Abstract Over the past years the usage of coiled tubing as a prefer method to deploy long and heavy guns in highly deviated wells has been widely spread in the oil industry to provide a single run without killing the well, perforate in underbalance conditions, reduce risks and improve job efficiency. The three wells are located in the Caspian Sea. In two wells, the objective was to isolate lower intervals and perforate a new zone through tubing and casing between two packers. On the other well, the objective was to perforate a new interval through casing after running a new completion and isolate lower production zones. Due to the challenges involving gross length of the new intervals, guns size, well deviation and live deployment needs several techniques were evaluated. The best approach was to use an Advance Live-Well Deployment (ALWD) system to deploy and retrieve the guns with a tube wire-enabled Coiled Tubing Telemetry (CTT) system focus on both safety and cost saving compare with conventional wireline perforating.
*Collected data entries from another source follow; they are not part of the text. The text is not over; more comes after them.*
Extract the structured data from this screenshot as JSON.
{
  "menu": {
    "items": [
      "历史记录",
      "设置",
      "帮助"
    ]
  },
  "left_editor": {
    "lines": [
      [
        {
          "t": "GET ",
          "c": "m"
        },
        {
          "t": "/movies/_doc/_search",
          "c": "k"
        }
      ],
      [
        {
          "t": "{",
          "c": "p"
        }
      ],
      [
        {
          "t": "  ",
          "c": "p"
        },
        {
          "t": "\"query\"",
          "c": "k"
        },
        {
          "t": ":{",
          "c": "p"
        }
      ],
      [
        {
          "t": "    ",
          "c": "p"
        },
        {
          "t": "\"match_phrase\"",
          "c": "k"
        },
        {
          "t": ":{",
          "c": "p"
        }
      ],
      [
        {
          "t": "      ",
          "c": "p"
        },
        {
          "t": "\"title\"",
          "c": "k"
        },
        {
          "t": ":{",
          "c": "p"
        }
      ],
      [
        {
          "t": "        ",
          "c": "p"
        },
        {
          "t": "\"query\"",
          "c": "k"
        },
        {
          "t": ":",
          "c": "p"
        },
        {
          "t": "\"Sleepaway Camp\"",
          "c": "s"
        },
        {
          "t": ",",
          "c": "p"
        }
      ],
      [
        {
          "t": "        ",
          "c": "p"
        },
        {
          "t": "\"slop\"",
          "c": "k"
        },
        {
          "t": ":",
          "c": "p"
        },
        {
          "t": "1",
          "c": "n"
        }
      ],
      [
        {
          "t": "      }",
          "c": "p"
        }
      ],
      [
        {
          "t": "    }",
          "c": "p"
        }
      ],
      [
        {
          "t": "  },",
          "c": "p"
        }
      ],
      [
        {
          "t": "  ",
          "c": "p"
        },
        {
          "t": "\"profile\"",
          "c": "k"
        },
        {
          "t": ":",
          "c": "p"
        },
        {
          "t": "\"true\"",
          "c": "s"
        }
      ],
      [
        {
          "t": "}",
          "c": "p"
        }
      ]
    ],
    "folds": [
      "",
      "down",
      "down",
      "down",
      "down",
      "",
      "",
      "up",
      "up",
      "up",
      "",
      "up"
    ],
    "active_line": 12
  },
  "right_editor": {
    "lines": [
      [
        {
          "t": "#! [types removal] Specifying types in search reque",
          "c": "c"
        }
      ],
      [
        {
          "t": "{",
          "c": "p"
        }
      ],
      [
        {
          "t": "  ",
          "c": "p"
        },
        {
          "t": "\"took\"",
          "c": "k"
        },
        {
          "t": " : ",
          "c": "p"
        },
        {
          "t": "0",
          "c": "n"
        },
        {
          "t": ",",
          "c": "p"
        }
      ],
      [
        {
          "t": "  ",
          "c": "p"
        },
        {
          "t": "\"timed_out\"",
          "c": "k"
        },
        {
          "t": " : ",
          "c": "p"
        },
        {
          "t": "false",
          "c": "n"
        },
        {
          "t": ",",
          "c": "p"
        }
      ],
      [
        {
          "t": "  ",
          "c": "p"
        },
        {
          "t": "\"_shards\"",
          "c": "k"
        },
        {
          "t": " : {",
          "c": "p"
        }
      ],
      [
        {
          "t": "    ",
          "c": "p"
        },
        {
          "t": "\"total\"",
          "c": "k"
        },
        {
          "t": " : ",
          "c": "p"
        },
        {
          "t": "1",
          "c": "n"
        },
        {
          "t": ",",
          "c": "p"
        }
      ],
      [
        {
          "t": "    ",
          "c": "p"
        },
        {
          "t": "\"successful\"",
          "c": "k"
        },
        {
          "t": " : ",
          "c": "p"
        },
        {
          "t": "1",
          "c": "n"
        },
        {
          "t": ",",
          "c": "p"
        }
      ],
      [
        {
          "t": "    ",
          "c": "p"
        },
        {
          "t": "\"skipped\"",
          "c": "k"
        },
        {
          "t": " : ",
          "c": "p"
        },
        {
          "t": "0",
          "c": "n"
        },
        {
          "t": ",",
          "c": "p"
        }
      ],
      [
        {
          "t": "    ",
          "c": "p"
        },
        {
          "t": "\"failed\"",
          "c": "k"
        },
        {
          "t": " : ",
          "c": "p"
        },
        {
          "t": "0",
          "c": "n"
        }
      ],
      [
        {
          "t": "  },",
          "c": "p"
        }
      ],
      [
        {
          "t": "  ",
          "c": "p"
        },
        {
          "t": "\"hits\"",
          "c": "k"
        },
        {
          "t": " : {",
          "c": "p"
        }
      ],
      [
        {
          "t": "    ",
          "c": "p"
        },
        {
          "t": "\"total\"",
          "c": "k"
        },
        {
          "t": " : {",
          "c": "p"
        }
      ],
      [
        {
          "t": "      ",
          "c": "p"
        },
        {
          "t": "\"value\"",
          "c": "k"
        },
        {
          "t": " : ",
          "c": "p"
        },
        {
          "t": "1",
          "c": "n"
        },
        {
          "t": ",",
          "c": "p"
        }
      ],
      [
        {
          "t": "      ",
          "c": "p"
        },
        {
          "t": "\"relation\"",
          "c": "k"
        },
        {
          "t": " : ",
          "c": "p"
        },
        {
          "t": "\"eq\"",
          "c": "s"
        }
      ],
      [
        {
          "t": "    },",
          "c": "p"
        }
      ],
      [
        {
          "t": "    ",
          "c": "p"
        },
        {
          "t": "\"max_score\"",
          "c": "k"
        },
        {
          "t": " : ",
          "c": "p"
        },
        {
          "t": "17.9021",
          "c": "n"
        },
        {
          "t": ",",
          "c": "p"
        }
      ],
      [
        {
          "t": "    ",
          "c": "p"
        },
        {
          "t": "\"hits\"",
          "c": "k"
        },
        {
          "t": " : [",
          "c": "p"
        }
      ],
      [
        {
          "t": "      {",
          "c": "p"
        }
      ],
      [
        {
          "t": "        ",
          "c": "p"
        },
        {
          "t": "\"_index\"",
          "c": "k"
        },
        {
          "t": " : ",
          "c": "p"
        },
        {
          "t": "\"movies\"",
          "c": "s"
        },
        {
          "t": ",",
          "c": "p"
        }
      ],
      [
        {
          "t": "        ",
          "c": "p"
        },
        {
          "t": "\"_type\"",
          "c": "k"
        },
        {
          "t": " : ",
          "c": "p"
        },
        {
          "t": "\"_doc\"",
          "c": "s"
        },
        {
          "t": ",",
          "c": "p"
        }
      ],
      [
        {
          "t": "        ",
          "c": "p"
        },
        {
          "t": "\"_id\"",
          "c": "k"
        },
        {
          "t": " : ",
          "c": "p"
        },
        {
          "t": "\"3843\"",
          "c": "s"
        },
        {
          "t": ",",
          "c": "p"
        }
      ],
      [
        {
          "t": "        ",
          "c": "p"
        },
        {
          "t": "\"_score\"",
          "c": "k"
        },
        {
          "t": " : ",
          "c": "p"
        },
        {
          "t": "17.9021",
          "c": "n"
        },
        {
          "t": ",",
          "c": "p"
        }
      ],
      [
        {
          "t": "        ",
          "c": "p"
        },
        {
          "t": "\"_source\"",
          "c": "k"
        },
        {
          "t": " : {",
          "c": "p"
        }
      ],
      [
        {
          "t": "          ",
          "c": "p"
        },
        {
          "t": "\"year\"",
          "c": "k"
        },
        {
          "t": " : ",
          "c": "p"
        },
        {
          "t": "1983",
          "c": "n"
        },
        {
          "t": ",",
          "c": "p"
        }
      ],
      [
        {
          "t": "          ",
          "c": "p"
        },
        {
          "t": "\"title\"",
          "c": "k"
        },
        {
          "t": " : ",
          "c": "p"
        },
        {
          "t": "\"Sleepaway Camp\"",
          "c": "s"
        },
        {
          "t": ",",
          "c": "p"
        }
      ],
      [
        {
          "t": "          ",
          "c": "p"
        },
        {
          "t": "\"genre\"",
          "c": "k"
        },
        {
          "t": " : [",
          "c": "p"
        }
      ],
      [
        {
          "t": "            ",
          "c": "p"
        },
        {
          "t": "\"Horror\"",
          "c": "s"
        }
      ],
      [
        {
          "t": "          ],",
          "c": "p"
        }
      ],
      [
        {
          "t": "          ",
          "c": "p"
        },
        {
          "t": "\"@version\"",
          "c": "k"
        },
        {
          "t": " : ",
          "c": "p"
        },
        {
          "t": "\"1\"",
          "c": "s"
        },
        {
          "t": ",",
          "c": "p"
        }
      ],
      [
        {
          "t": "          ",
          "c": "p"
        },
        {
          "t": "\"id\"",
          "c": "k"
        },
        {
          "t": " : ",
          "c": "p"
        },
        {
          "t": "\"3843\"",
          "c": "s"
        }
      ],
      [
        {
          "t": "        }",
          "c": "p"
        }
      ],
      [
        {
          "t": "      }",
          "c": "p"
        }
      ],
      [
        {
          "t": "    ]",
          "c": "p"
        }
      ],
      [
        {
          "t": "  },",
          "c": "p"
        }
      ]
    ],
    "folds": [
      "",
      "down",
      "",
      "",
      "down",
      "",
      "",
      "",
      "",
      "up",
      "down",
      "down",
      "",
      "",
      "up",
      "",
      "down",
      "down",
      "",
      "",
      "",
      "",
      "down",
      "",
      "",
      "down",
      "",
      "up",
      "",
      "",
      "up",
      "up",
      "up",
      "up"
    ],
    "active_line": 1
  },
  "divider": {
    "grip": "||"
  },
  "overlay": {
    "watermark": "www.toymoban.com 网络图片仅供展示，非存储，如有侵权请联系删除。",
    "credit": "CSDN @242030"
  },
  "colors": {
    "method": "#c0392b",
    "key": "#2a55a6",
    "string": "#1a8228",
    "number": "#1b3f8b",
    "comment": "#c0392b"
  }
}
Extensive job planning involved coiled tubing (CT) simulations to reach target depths, shock loading modeling to ensure forces are within CT string limitations, system integration test to verify deployment/reverse technique procedure and system communication to electrically activate guns. CTT integrated sensor assembly was used during deployment/reverse operation with a tension, compression and torque (TCT) sub-assembly to monitor accurate upward/downward forces. In addition, CTT logging adapter assembly was used for depth correlation and electrical guns activation. The ALWD system; composed by connectors and deployment blow out preventor (BOP), prove to be an efficient way to run, perforate and retrieve gross intervals of 212 m, 246 m and 104 m with guns successfully. During all these jobs several lessons learnt were created in order to improve the deployment/reverse procedure for future jobs including not only operational steps but also deployment/reverse bottom-hole assembly (BHA) configurations. Based on the success of these case histories, the ALWD combined with CTT system has been proven to be the preferred method when dealing with long perforation intervals in life well conditions, thru-tubing environment.